8. The crash recovery method of claim 5, wherein the deleting of the file in the step b) includes the steps of:

obtaining an UNSTABLE collection identification of a file object to be deleted from a metadata server;

adopting an object to be deleted to an UNSTABLE collection using a SET_ATTRIBUTE command which is a SCSI/OSD command;

requesting a file deletion to a metadata server;

deleting a corresponding file from a main memory device at a metadata server;

informing completion of deleting a corresponding file to a client; and

reflecting contents of deleted Inode to a metadata storage, and deleting a corresponding object from an object-based storage device using a REMOVE which is a SCSI/OSD command.

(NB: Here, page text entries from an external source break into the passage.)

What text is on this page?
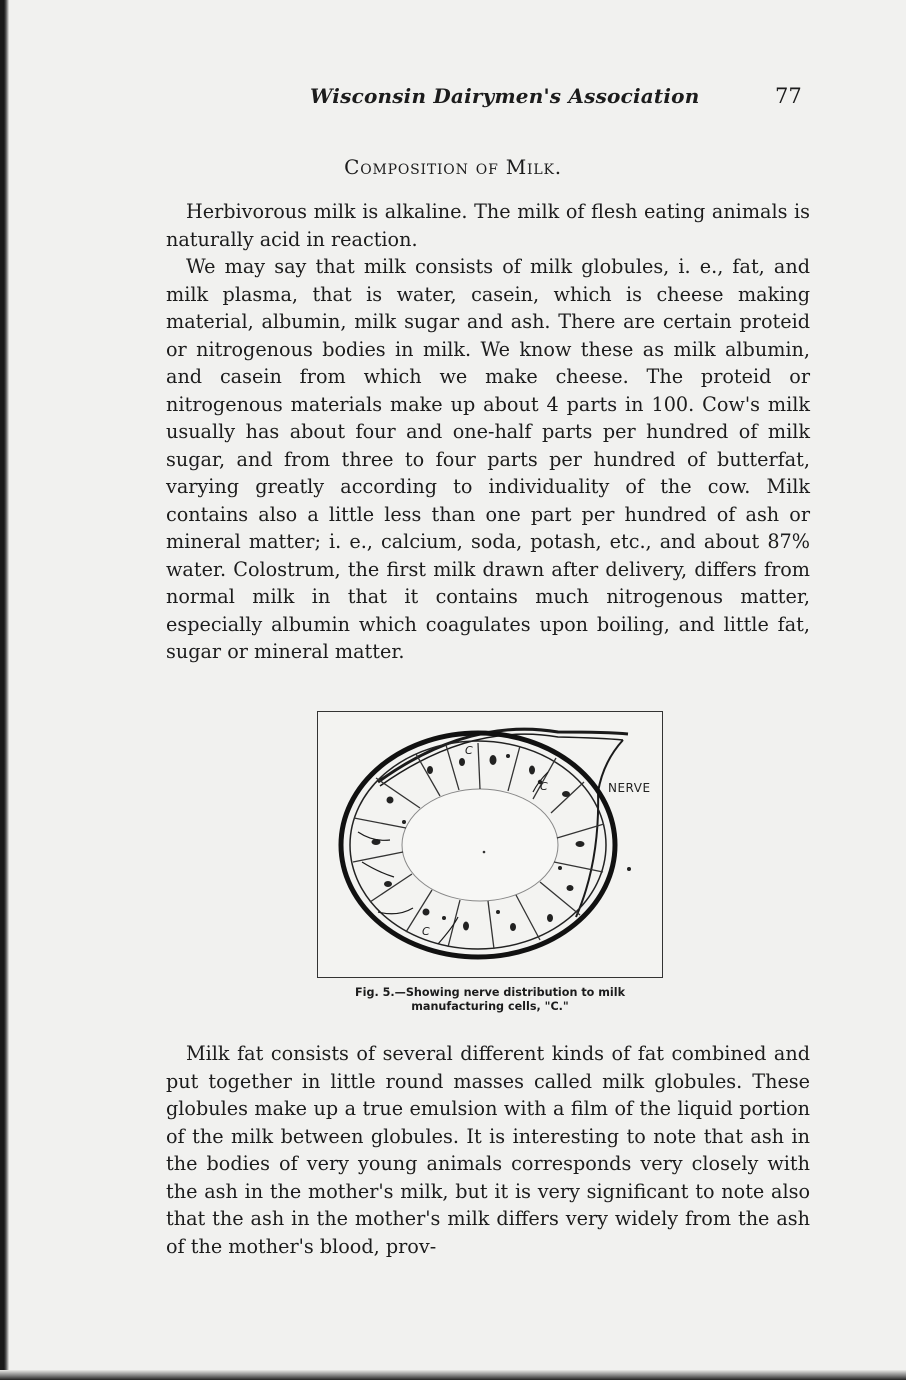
Wisconsin Dairymen's Association	77
Composition of Milk.

Herbivorous milk is alkaline. The milk of flesh eating animals is naturally acid in reaction.

We may say that milk consists of milk globules, i. e., fat, and milk plasma, that is water, casein, which is cheese making material, albumin, milk sugar and ash. There are certain proteid or nitrogenous bodies in milk. We know these as milk albumin, and casein from which we make cheese. The proteid or nitrogenous materials make up about 4 parts in 100. Cow's milk usually has about four and one-half parts per hundred of milk sugar, and from three to four parts per hundred of butterfat, varying greatly according to individuality of the cow. Milk contains also a little less than one part per hundred of ash or mineral matter; i. e., calcium, soda, potash, etc., and about 87% water. Colostrum, the first milk drawn after delivery, differs from normal milk in that it contains much nitrogenous matter, especially albumin which coagulates upon boiling, and little fat, sugar or mineral matter.

C
C
C
NERVE
Fig. 5.—Showing nerve distribution to milk
manufacturing cells, "C."

Milk fat consists of several different kinds of fat combined and put together in little round masses called milk globules. These globules make up a true emulsion with a film of the liquid portion of the milk between globules. It is interesting to note that ash in the bodies of very young animals corresponds very closely with the ash in the mother's milk, but it is very significant to note also that the ash in the mother's milk differs very widely from the ash of the mother's blood, prov-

9. The crash recovery method of claim 5, wherein the step d) includes the steps of:

reading objects included in an UNSTABLE collection using a LIST_COLLECTION command which is a SCSI/OSD command from all of object-based storage devices;

reading an InodeID attribute stored in the read object using a GET_ATTRIBUTES command which is a SCSI/OSD command;

deleting a corresponding object using a REMOVE which is a SCSI/OSD command when it is unable to find a corresponding Inode;

deleting a corresponding object using a REMOVE which is a SCSI/OSD command when a corresponding Inode does not refer a corresponding object; and

deleting an UNSTABLE collection using a SET_ATTRIBUTES command which is a SCSI/OSD command when a cross reference between a metadata server and an object storage device is confirmed.

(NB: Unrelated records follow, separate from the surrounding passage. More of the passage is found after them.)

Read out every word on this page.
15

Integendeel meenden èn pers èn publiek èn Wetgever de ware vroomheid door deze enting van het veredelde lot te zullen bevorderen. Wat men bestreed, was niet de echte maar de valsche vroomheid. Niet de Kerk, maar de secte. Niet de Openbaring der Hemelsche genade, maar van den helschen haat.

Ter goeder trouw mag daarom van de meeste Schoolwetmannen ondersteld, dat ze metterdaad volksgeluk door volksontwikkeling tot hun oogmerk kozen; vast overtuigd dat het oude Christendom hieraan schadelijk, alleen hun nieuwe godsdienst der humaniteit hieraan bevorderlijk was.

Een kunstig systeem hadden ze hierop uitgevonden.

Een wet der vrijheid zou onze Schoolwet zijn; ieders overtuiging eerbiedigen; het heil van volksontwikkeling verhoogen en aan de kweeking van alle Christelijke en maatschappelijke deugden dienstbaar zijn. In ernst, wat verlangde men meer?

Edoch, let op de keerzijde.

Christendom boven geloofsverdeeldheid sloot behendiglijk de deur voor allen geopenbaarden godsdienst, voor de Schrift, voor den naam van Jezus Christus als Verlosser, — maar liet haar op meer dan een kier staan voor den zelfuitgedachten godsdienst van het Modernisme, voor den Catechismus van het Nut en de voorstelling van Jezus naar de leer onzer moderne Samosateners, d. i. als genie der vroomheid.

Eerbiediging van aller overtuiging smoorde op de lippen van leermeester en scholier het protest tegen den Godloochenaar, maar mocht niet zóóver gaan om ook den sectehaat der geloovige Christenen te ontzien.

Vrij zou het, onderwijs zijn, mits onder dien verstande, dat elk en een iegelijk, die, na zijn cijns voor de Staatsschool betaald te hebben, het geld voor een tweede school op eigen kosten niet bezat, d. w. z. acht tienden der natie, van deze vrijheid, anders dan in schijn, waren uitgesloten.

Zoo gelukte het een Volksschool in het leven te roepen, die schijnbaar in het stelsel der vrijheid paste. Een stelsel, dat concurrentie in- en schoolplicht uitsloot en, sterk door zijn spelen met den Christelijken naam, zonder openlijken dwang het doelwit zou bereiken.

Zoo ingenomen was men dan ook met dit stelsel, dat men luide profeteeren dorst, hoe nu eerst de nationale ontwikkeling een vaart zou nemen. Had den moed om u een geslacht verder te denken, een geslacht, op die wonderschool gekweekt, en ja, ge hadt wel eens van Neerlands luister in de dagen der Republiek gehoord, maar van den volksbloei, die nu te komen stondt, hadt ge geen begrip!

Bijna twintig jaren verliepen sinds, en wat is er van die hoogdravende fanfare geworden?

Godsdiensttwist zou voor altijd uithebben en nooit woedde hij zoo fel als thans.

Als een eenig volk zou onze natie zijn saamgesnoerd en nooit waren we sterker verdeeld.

10. The crash recovery method of claim 5, wherein the managing of a dead reference in the step e) includes the steps of:

e-1) obtaining an Inode of a file to be read from a metadata server;

e-2) obtaining identifications of objects corresponding to a file area assigned by a user from an object identification list in the read Inode;

e-3) determining a validity of an identification before reading each object;

e-4) transferring a request of reading an object to an object-based storage device using a READ command which is a SCSI/OSD command;

e-5) copying contents of a read object in a user buffer when the requested object is successfully read, and repeatedly performing the steps of e-1) to e-4); and

e-6) considering ‘0’ as data of a corresponding area when the requested object is unsuccessfully read because an un-existing object is referred.

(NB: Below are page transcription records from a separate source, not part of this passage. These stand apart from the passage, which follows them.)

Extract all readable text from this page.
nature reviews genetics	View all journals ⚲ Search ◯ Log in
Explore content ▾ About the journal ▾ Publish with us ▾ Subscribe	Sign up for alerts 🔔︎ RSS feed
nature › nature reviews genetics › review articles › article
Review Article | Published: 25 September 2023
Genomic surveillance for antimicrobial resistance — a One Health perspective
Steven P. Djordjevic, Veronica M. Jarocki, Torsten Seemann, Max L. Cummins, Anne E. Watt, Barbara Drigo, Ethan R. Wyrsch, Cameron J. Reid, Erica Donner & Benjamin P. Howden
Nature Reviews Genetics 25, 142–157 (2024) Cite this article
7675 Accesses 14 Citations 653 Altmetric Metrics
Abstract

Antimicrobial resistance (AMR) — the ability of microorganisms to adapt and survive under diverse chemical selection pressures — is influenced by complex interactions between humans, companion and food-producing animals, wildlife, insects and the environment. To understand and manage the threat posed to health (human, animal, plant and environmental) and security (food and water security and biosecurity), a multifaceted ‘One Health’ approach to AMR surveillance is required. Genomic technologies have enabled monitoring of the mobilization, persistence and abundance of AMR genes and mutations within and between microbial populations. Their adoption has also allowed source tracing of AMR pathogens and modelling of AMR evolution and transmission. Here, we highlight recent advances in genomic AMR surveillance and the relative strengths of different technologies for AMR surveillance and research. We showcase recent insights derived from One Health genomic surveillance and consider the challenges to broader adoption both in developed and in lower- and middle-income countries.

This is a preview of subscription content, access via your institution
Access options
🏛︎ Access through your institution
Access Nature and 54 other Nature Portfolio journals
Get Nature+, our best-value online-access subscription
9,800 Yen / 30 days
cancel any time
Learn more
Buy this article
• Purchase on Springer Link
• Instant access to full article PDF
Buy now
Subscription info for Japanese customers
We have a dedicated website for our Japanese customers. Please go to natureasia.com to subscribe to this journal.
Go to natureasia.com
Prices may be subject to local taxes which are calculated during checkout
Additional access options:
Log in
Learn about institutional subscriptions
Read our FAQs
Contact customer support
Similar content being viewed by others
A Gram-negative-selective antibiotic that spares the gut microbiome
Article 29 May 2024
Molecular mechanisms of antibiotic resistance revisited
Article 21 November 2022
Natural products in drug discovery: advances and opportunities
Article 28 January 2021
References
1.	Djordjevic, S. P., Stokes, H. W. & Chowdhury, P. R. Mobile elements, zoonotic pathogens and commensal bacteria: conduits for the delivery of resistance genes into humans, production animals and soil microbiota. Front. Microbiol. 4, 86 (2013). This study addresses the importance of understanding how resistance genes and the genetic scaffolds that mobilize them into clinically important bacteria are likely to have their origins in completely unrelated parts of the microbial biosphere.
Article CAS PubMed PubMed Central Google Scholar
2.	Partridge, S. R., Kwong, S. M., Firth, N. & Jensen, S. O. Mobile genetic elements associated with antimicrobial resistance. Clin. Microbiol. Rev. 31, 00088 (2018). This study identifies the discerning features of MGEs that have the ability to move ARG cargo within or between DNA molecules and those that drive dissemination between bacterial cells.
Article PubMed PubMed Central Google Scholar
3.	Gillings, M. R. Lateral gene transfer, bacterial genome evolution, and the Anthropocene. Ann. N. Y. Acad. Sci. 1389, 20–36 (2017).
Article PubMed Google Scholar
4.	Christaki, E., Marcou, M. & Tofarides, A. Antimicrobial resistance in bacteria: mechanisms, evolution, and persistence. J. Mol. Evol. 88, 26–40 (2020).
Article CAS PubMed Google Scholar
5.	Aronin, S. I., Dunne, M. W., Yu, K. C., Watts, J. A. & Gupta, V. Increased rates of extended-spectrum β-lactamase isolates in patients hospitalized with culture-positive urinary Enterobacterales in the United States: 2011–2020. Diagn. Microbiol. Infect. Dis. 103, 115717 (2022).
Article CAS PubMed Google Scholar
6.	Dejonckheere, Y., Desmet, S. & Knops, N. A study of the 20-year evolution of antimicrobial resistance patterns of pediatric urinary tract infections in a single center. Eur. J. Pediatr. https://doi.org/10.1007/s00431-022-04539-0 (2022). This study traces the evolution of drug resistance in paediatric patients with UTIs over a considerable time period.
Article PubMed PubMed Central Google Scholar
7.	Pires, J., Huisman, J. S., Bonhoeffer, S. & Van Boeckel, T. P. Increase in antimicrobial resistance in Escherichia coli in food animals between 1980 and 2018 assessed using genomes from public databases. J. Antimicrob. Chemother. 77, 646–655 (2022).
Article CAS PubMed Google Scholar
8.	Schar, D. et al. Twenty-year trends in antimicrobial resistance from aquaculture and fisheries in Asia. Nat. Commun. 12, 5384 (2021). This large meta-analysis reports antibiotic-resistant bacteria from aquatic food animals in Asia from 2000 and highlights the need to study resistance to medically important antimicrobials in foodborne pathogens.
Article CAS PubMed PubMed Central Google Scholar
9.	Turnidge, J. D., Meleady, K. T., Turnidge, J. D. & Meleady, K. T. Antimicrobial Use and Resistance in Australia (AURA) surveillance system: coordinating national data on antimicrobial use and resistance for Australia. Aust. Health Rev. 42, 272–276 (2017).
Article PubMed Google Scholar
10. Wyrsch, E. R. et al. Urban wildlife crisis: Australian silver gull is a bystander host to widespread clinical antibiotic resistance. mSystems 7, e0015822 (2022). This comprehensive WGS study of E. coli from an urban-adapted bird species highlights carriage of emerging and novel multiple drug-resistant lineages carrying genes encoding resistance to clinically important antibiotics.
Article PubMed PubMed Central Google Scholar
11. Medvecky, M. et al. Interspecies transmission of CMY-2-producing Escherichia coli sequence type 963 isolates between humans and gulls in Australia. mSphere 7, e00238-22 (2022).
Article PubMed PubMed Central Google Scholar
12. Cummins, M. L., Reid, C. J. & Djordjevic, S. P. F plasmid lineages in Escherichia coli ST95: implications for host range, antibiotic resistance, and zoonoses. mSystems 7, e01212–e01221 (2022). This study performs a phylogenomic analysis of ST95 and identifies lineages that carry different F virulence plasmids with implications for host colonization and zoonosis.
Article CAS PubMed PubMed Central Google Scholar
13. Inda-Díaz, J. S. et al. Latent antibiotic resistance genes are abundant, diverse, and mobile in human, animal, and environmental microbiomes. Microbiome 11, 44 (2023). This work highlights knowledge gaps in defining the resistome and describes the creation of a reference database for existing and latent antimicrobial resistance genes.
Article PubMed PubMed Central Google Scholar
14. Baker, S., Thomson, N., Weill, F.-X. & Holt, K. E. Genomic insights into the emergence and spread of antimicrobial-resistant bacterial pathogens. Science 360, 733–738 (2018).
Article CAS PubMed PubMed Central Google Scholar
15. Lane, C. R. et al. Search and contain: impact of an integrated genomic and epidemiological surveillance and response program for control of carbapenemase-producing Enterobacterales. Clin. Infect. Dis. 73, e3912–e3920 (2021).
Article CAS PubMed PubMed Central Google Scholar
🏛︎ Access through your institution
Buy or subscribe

11. The crash recovery method of claim 5, wherein the recovering in the step e) includes the steps of:

obtaining an Inode of a file to be read from a metadata server;

determining whether a corresponding object is already created in a target recording area through an object identification list in an Inode;

allocating new objects using a CREATE command which is a SCSI/OSD command when there is a space not allocated after determining, setting an InodeID as an object attribute for a backward reference, adopting to an UNSTABLE collection and recording identifications of created objects in an Inode;

transferring a request of recording to an object-based storage device using a WRITE command of a SCSI/OSD command to each object; and

continuously recording a next object when a recording request is successful, and allocating new objects using a CREATE command which is a SCSI/OSD command when a recording request is failed, setting an InodeID as an object attribute for a backward reference, adopting created objects in an UNSTABLE collection, recording identifications of created object in an Inode and requesting a recording of previous object.